A temperatura sobe, a garrafa de litro e meio, encetada nos alvores da manhã, está quase vazia. Segue-se a peregrinação ao local onde funcionou o Comando da Defesa Marítima da Guiné, foi ali que o Tangomau avistou o comandante Teixeira da Mota, em 1969. Pede licença para tirar uma fotografia à guarita, que se mantém ajanotada. Seguem-se prolegómenos de consulta, vem um oficial de dia que autoriza o registo.

Quando se despedem, ele aborda o Tangomau: “Não tens aí 5 mil francos para mim?”. O interpelado não esconde o horror da pergunta, e foge em direcção ao Pidjiquiti e daqui sobe até à Pensão Central onde o aguarda uma deliciosa canja de ostra, uma boa posta de sereia com batata cozida e duas rodelas de papaia ao ponto. Sente-se sonolento, olha tristemente a laterite que se colou aos sapatos, coça as canelas, é por que as poeiras vão subindo à procura do suor pegajoso. Vai para a varanda e lê umas páginas de “O Poder e o Povo”, de Vasco Pulido Valente, não sabe a que propósito é que trouxe este ensaio demolidor sobre os fiascos do 5 de Outubro, vem ali a história do Partido Republicano Português que não se conta habitualmente nas escolas, também ali se demonstra, preto no branco, que houve mais perseguições e desordem na I República que nos tempos da Monarquia.

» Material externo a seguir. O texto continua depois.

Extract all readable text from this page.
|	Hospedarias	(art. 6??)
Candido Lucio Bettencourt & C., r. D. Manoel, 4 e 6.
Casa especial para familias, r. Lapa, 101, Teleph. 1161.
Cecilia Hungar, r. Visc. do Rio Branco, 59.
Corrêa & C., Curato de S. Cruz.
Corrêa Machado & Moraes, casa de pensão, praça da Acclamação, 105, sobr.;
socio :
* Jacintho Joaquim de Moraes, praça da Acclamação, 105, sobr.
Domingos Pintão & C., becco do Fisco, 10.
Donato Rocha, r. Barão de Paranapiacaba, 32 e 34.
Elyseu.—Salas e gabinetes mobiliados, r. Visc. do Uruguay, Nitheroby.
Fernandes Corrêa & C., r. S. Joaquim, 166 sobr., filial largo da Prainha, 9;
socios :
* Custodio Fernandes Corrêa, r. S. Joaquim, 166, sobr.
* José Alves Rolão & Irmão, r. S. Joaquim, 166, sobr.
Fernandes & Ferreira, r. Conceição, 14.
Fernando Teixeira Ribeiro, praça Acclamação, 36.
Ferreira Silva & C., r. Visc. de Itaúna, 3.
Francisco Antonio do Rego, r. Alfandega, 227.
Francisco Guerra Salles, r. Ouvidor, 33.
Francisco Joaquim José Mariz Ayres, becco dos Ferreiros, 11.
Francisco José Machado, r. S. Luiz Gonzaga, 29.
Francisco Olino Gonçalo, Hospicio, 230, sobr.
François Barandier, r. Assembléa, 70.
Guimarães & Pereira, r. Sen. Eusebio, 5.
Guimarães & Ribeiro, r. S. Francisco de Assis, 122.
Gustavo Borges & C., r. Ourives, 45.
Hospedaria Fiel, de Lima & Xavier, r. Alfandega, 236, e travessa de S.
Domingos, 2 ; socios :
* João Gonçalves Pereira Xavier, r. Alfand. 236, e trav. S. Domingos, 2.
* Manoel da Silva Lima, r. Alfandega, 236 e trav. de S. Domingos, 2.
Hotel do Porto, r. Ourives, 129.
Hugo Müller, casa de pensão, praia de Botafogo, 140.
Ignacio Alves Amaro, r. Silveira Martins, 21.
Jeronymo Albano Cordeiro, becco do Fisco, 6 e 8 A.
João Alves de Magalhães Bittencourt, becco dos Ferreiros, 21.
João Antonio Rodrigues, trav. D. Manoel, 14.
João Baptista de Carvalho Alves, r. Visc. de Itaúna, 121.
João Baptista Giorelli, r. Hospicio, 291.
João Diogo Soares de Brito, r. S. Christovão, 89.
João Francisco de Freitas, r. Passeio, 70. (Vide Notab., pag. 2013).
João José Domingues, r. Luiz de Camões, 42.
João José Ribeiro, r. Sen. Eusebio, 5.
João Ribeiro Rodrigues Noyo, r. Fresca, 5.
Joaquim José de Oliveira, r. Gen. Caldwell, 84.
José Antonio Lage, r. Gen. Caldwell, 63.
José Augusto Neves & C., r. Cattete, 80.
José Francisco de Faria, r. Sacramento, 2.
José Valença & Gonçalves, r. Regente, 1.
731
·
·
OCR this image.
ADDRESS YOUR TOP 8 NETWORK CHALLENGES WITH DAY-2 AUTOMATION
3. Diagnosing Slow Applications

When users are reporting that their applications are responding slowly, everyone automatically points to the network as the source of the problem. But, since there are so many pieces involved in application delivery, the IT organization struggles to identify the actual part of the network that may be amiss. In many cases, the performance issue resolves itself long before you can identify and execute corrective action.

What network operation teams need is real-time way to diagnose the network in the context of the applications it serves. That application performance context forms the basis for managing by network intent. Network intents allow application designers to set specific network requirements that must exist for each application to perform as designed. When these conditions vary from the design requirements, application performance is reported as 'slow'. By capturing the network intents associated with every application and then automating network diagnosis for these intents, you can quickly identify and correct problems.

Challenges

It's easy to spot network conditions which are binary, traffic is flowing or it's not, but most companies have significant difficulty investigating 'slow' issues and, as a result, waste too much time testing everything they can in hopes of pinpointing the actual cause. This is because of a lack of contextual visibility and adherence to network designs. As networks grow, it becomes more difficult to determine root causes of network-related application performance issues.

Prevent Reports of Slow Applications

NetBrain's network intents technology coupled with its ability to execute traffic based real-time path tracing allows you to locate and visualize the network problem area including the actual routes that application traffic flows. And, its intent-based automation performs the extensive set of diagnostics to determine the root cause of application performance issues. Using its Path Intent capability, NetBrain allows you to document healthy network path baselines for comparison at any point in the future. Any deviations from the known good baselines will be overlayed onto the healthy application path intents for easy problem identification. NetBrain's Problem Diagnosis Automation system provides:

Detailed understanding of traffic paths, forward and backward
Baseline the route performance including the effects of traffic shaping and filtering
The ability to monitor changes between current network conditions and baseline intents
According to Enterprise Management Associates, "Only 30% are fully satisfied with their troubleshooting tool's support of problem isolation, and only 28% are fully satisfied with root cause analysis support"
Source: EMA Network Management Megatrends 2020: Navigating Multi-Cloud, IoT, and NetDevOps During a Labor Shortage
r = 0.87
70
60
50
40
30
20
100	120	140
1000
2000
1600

E adormece, foram os minutos reparadores, pelas três da tarde apareceu o Delfim Silva, segue-se um encontro em que se fala sobre a historiografia do PAIGC, o antigo Ministro dos Negócios Estrangeiros faz observações sobre essas lacunas, a conversa centra-se sobre o que se passou na Guiné e no PAIGC entre 1973 e 1974. O Delfim deixa o Tangomau no INEP, ele vai dar aulas ali perto, Mamadu Jao, o director, mostra-se receptivo a apreciar uma proposta de investigação em torno das memórias do lado português e guineense, durante a luta armada e pós-independência, investigadores não faltam, o que é cada vez mais minguado é o financiamento dos projectos.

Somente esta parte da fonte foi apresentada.